Kerr became fascinated by inventing, investing, and intellectual property near the end of her degree program. Kerr turned down a National Science Foundation post-doctoral position in chemistry to become a member of the first class of Kaufman Fellows, a program that identifies and develops emerging leaders in venture capital. 

She went on to serve as Senior Director of New Ventures and Alliances at the University of Southern California (USC) Stevens Center for Innovation where she was responsible for accelerating the formation of startup companies out of university research. Before joining USC, Karen held senior business development roles at Intellectual Ventures in both the Invention Investment Fund and the Invention Development Fund. Karen has two decades of experience in venture investing and in developing technology based businesses. She is also the founder of Agile Equities LLC, a venture development company specializing in emerging technology companies. (Learn More)

Dr. Reatha Clark King (SM’60, PhD’63) Dr. King is a chemist, leader in higher education, and corporate executive. 

Dr. Reatha Clark King was born April 11, 1938 in Pavo, Georgia. She received her early education in a one-room schoolhouse at Mt. Zion Baptist Church. After graduating as valedictorian of Moultrie High School for Negro Youth, she attended Clark College in Atlanta on a scholarship, where she earned a double BS in chemistry and mathematics. A Woodrow Wilson Fellowship brought her to the University of Chicago for her MS in Chemistry, which she obtained in 1960. She remained for her PhD under Ole Kleppa, graduating in 1963.

Dr. King then became the first female African American research chemist at the National Bureau of Standards, where she won the Meritorious Publication Award for a paper on fluoride flame calorimetry. Dr. King became President of Metropolitan State University in Minneapolis. Her eleven-year tenure in this position is remembered for substantial expansion of the college, as well as increased recruitment of women and minorities. Following a stellar career in research and academia, Dr.

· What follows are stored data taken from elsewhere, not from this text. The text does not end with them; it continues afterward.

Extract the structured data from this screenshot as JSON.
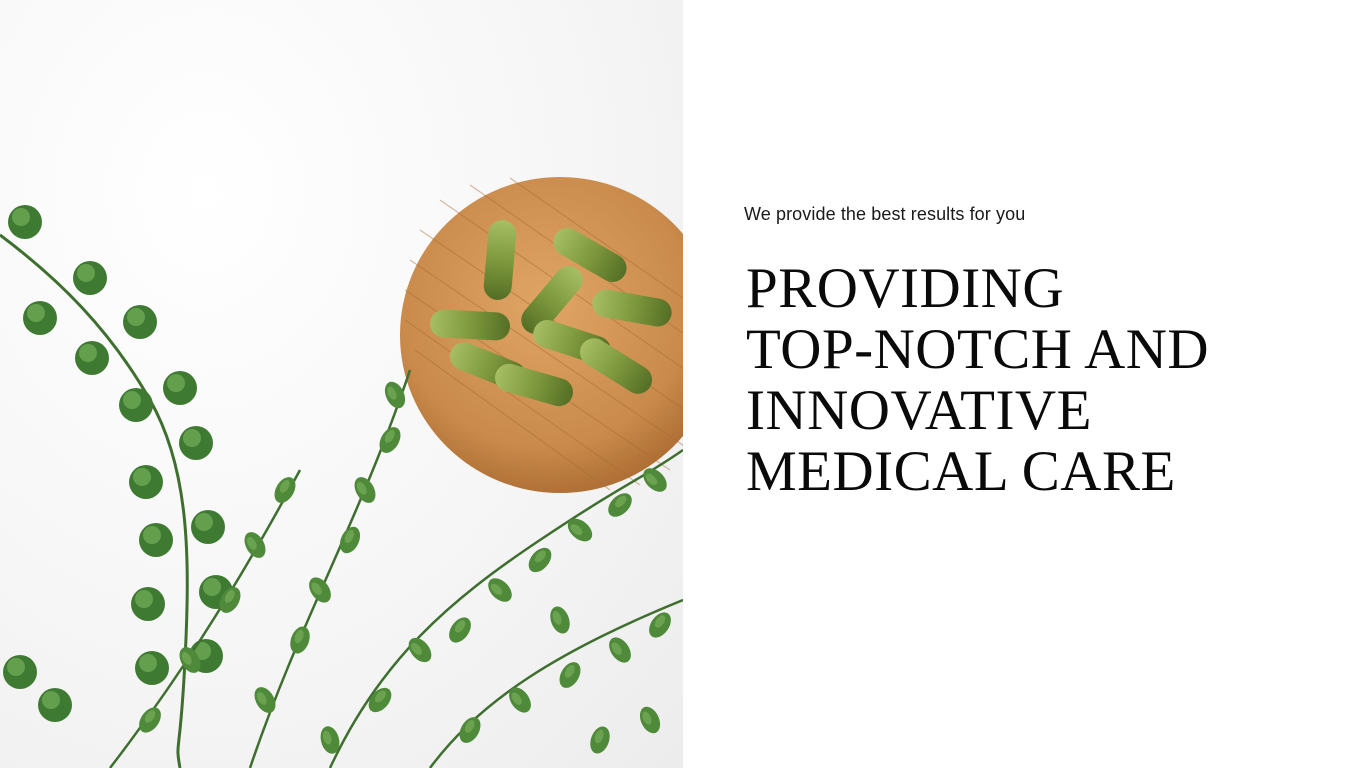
{
  "hero": {
    "image_alt": "Green herbal capsules on a bamboo dish with fern leaves",
    "colors": {
      "background": "#f3f3f3",
      "wood": "#c98a4b",
      "capsule": "#7f9a3e",
      "leaf": "#4f8a3a"
    }
  },
  "content": {
    "tagline": "We provide the best results for you",
    "headline_lines": [
      "PROVIDING",
      "TOP-NOTCH AND",
      "INNOVATIVE",
      "MEDICAL CARE"
    ]
  }
}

King spent the next fourteen years in industry as Vice President of the General Mills Corporation and President/Executive Director of the General Mills Foundation. (Learn More)

Dr. Ruby K. Worner (BS 1921, MS 1922, PhD 1925) was known as an accomplished chemist who advanced the science of textiles. She worked first as a chemist in the Bureau of Home Economics at the U.S. Department of Agriculture (USDA) and then, for the next eleven years, in the textile division of the National Bureau of Standards. In 1940, she returned to USDA and continued her research on textiles. 

Worner’s experience in the federal government afforded her an opportunity to observe and analyze both the opportunities and challenges for female chemists. In September 1939, she spoke at a Symposium on Training and Opportunities for Women in Chemistry, sponsored by the American Chemical Society’s Division of Chemical Education, and her remarks offered both practical advice and an honest appraisal of what women faced. (Learn More)

Dr. Hoylande Young (PhD 1928) was a renowned chemist. During World War II she worked at the Manhattan Project's Metallurgical Laboratory. After the war she became the first woman to be appointed as a division head at the Argonne National Laboratory, and the first woman to chair the Chicago Section of the American Chemical Society.